Zeigen und schweigen

Haiku ist ein seltsames Phänomen. Es ist mehr als dreihundert Jahre alt und trotzdem sms-kompatibel; es ist urjapanisch, aber in der ganzen Welt verbreitet; es ist ein See, in dem eine Mücke baden und ein Elefant ertrinken kann – wie ein indisches Sprichwort über das Schachspiel sagt.

Die Geburtsstunde des Haiku datiert im Japan des 17. Jahrhunderts. Zu jener Zeit war unter den Dichtern des Inselreichs eine Form des Kettengedichts namens Haikai Renga sehr populär, das auf Einladung eines Gastgebers an einem Abend verfasst wurde. Dabei musste der erste Vers einen Bezug zu Zeitpunkt und Gastgeber des Treffens haben. Gelöst wurde dies durch einen Jahreszeitbezug und ein Bild aus der Natur, das den Gastgeber ehrte. Dieser erste Vers bestand aus drei Wortgruppen zu fünf, sieben und fünf japanischen Lautsilben.

Einer der größten Haikai Renga-Meister war Matsuo Basho (1644 - 1694). Seinem dichterischen Schaffen ist es zu verdanken, dass sich der erste Vers verselbständigte. Unter anderem schrieb Basho das meistzitierte Haiku der Literaturgeschichte: „der alte Teich / ein Frosch springt hinein / vom Wasser ein Geräusch“.

Dieser Prototyp zeigt alles, was man zum Schreiben braucht. Außerhalb Japans wird ein Haiku meist als Dreizeiler (nicht betitelt) mit einer je nach Sprache flexiblen Silbenzahl geschrieben. Im Englischen sind elf bis dreizehn Silben Standard, im Deutschen sollte man versuchen, unter siebzehn Silben zu bleiben.

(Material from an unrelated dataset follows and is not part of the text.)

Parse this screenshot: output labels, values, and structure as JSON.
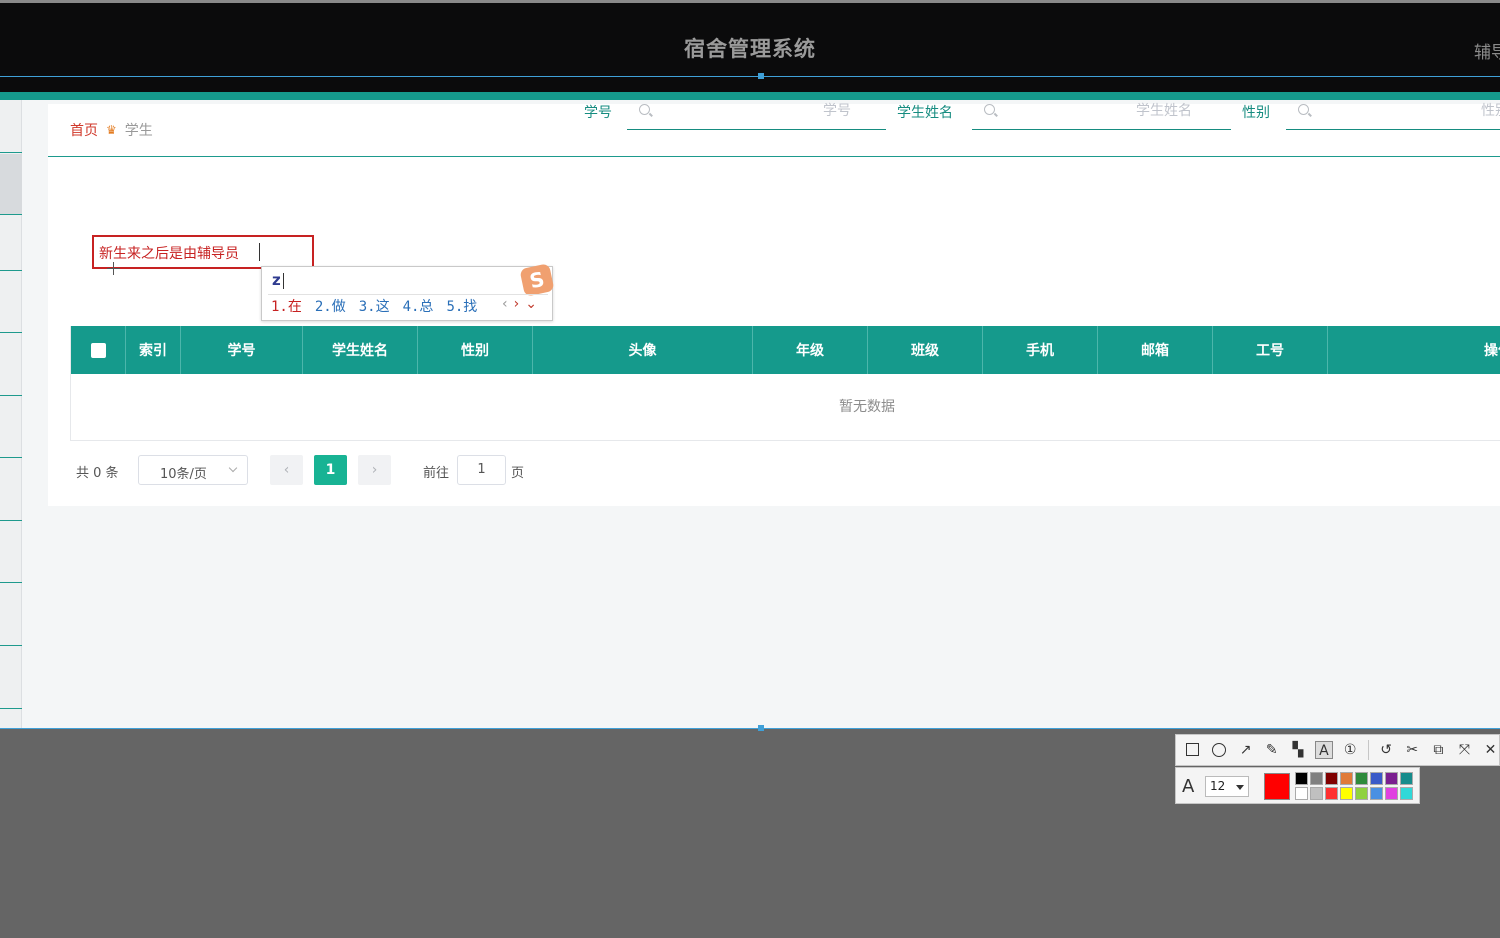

Leider trifft man vor allem im Internet immer wieder auf Einführungen, die auf eine fünf-sieben-fünf-Silbenverteilung bestehen. Im deutschen Haiku ist dies jedoch nur eine von vielen Möglichkeiten; japanische Lautsilben entsprechen jeweils einer gleichen Zeiteinheit, deutsche Silben nicht. Wo im Japanischen durch die Silbenverteilung ein Rhythmus entsteht, ist im Deutschen nichts davon zu spüren. Es empfiehlt sich deshalb, die Zeilen entsprechend dem deutschen Sprachgefühl zu gliedern und nicht nur Zahlenwerte zu imitieren.

Wichtiger als Silbenzählen ist auf jeden Fall der Inhalt eines Haiku. Traditionell sind Haiku Naturgedichte: der Sprung eines Frosches, die bunte Sommerwiese, das fallende Blatt, der erste Schnee. Haiku wurden und werden entlang den Jahreszeiten geschrieben. Inzwischen ist das Konzept des Haiku jedoch wesentlich offener: der Straßensänger, das lachende Kind, die Autos im Stau, das Flugzeug am Himmel. Auch dies können Themen für ein Haiku sein.

Wofür im Haiku jedoch kein Platz ist, das sind innere Monologe, Selbstbeschau, Wortspielereien oder allgemeine Statements zur Lage der Welt. Ein Haiku ist immer konkret, es gibt einen Augenblick wieder, der mit den Sinnen wahrgenommen wurde und teilt diesen mit dem Leser, ohne ihn zu kommentieren. Erst der Leser vollendet das Gedicht, indem er seine Gefühle und Assoziationen dazu entfaltet. Ein Haiku zu schreiben heißt, eine Knospe hervorzubringen; ein Haiku zu lesen bedeutet, die Knospe zur Blüte zu entfalten.

Dieses Wechselspiel kann für einen ambitionierten Lyriker schwer zu ertragen sein, denn daraus folgt, dass der Schreiber eines Haiku möglichst im Hintergrund bleibt. Sprachliches Glitzern und Glänzen, phantasievolle Aneinanderreihungen von Metaphern und Vergleichen oder originelle Kommentare sind nicht gefragt, denn damit rückt sich der Schreiber in den Vordergrund. Die Kunst des Weglassens, des Nichtsagens, der Mut zur Einfachheit sind die Merkmale eines guten Haiku.

Und wie fängt man nun an? Ein paar Versuche am Schreibtisch – gnadenhalber auch mit fünf-sieben-fünf-Stützrädern – sind sicherlich gestattet, aber dann heißt es hinaus aus dem Dichterturm, hinein in die Welt: Sehen, hören, riechen, schmecken, fühlen und die Augenblicke, die hängen bleiben, weil sie eine Saite zum Klingen gebracht haben, diese Augenblicke möge man seinem Leser zeigen und dann – schweigen.